También la tecnología actúa como puente o interfaz entre seres humanos más o menos huérfanos: los coches que aparecen en tantos relatos; esas mascotas robóticas que han invadido las casas de todo el planeta y que se conocen como Kentukis. Pero son hipervínculos rotos, que difícilmente se podrán reparar. Las ficciones de Schweblin a menudo retratan una de las veces en que se ha intentado la reparación en vano. El enésimo regreso a una escena en que es inevitable la derrota. O en que la victoria, parcial, se vuelve irónica.

Sus protagonistas están atravesados brutalmente por un desarraigo que tiene que ver menos con la migración o la extranjería que con el desajuste existencial. No se trata solo de depresión, divorcios o relaciones complejas entre padres e hijos: no encajan en sus familias ni en sus hogares, a menudo porque tampoco son capaces de hacer coincidir su persona en su propia identidad. Por extensión, los ámbitos que transitan también están huecos o, complementariamente, llenos de objetos y desorden, un caos que refleja el de las criaturas que lo pueblan o visitan.

El título Siete casas vacías es extraño y nos da una pista para entender el sentido profundo de toda una obra. No reproduce el título de uno de los cuentos del libro, como es habitual, sino que describe por transferencia simbólica los siete cuentos del libro. Son siete casas vacías a la espera de que quien lee las visite, las ocupe, las saquee, las llore o las ría, las habite. Lo mismo ocurre en el resto de sus relatos y novelas. Están diseñados como espacios de la hospitalidad. Están pensados, en cada uno de sus detalles, para que acojan con intensidad una lectura.

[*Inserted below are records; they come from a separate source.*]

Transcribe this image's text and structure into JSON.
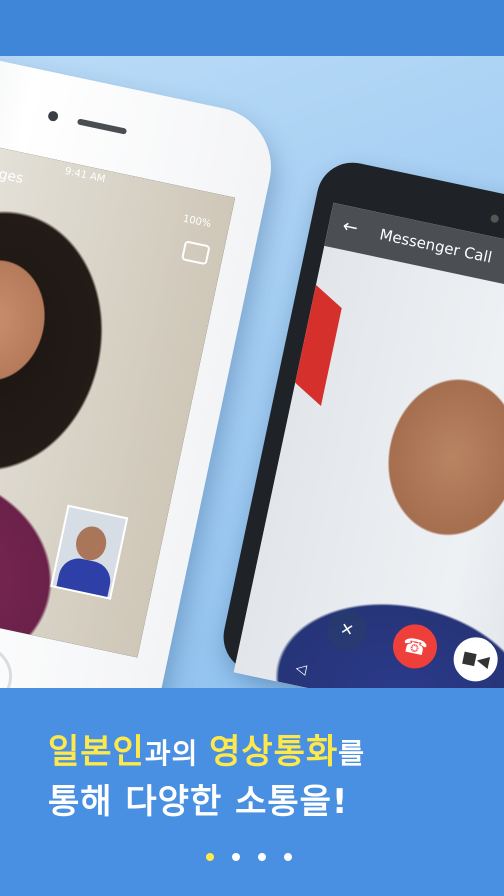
{
  "iphone": {
    "back_label": "Messages",
    "time": "9:41 AM",
    "battery": "100%"
  },
  "android": {
    "title": "Messenger Call"
  },
  "headline": {
    "line1_parts": [
      "일본인",
      "과의 ",
      "영상통화",
      "를"
    ],
    "line2": "통해 다양한 소통을!"
  },
  "pagination": {
    "pages": 4,
    "active": 1
  },
  "colors": {
    "highlight": "#ffe94a",
    "end_call": "#ee3f3a",
    "band": "#4990e2"
  }
}
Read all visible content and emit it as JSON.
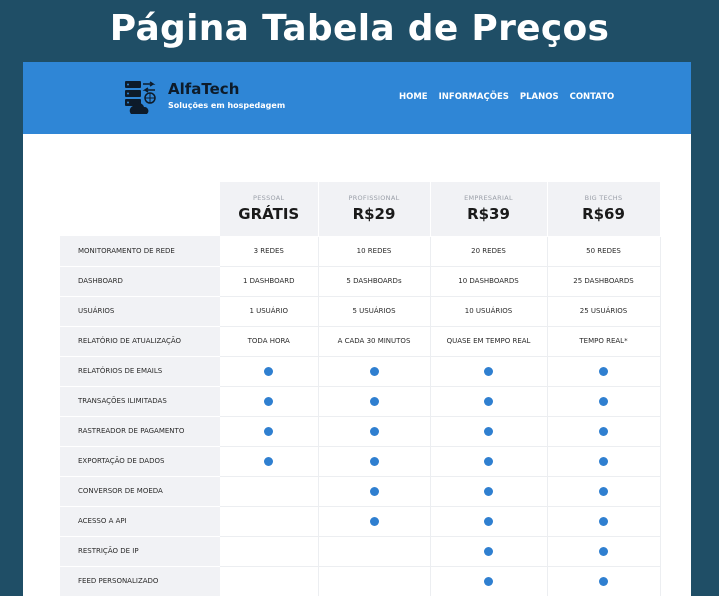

La repercusión internacional de una poética se debe, por supuesto, a la conjunción de innumerables factores. El mercado anglosajón sigue siendo el principal espacio de difusión de la literatura en el mundo. La traductora al inglés de todos los libros de Schweblin es Megan McDowell, que ha sido reconocida con varios premios por sus versiones de Mariana Enríquez o Lina Meruane. Sin duda la gran visibilidad y reconocimiento que disfrutan ahora las mejores escritoras también ha influido en la canonización de la autora de Pájaros en la boca. No se trata de razones extraliterarias, porque la traducción, la edición, los premios y las lecturas también forman parte de la literatura.

Pero intuyo que la razón principal de por qué todos y todas estamos leyendo a Schweblin en estos años está en el interior de su obra. En su carácter doble: espejo y refugio. Sus ficciones reflejan nuestra angustia, nuestra soledad acompañada, nuestra incomodidad cotidiana. Y nos ofrecen una hospitalidad edificada con recursos estrictamente literarios. Es una paradoja: las tramas de sus cuentos y novelas no nos consuelan, pero nos acogen. Respetan nuestra incomodidad e incluso la multiplican, como hicieron antes las de Franz Kafka o Julio Cortázar. Nos abrigan al tiempo que nos inyectan temblor.

La artesanía perfecta, la precisión del lenguaje y de los mecanismos narrativos contrapesan las malas vibraciones anímicas, las violencias que amenazan a los personajes. Con la ingeniería literaria del siglo XX, ella crea albergues para las inclemencias del siglo XXI. Con las herramientas y los valores de la literatura clásica, Schweblin construye casas de palabras en las que, como un personaje de Kentukis, nos preguntamos si estamos “de pie sobre un mundo del que realmente se pudiera escapar”. No hay respuesta.

Jorge Carrión es escritor y crítico cultural.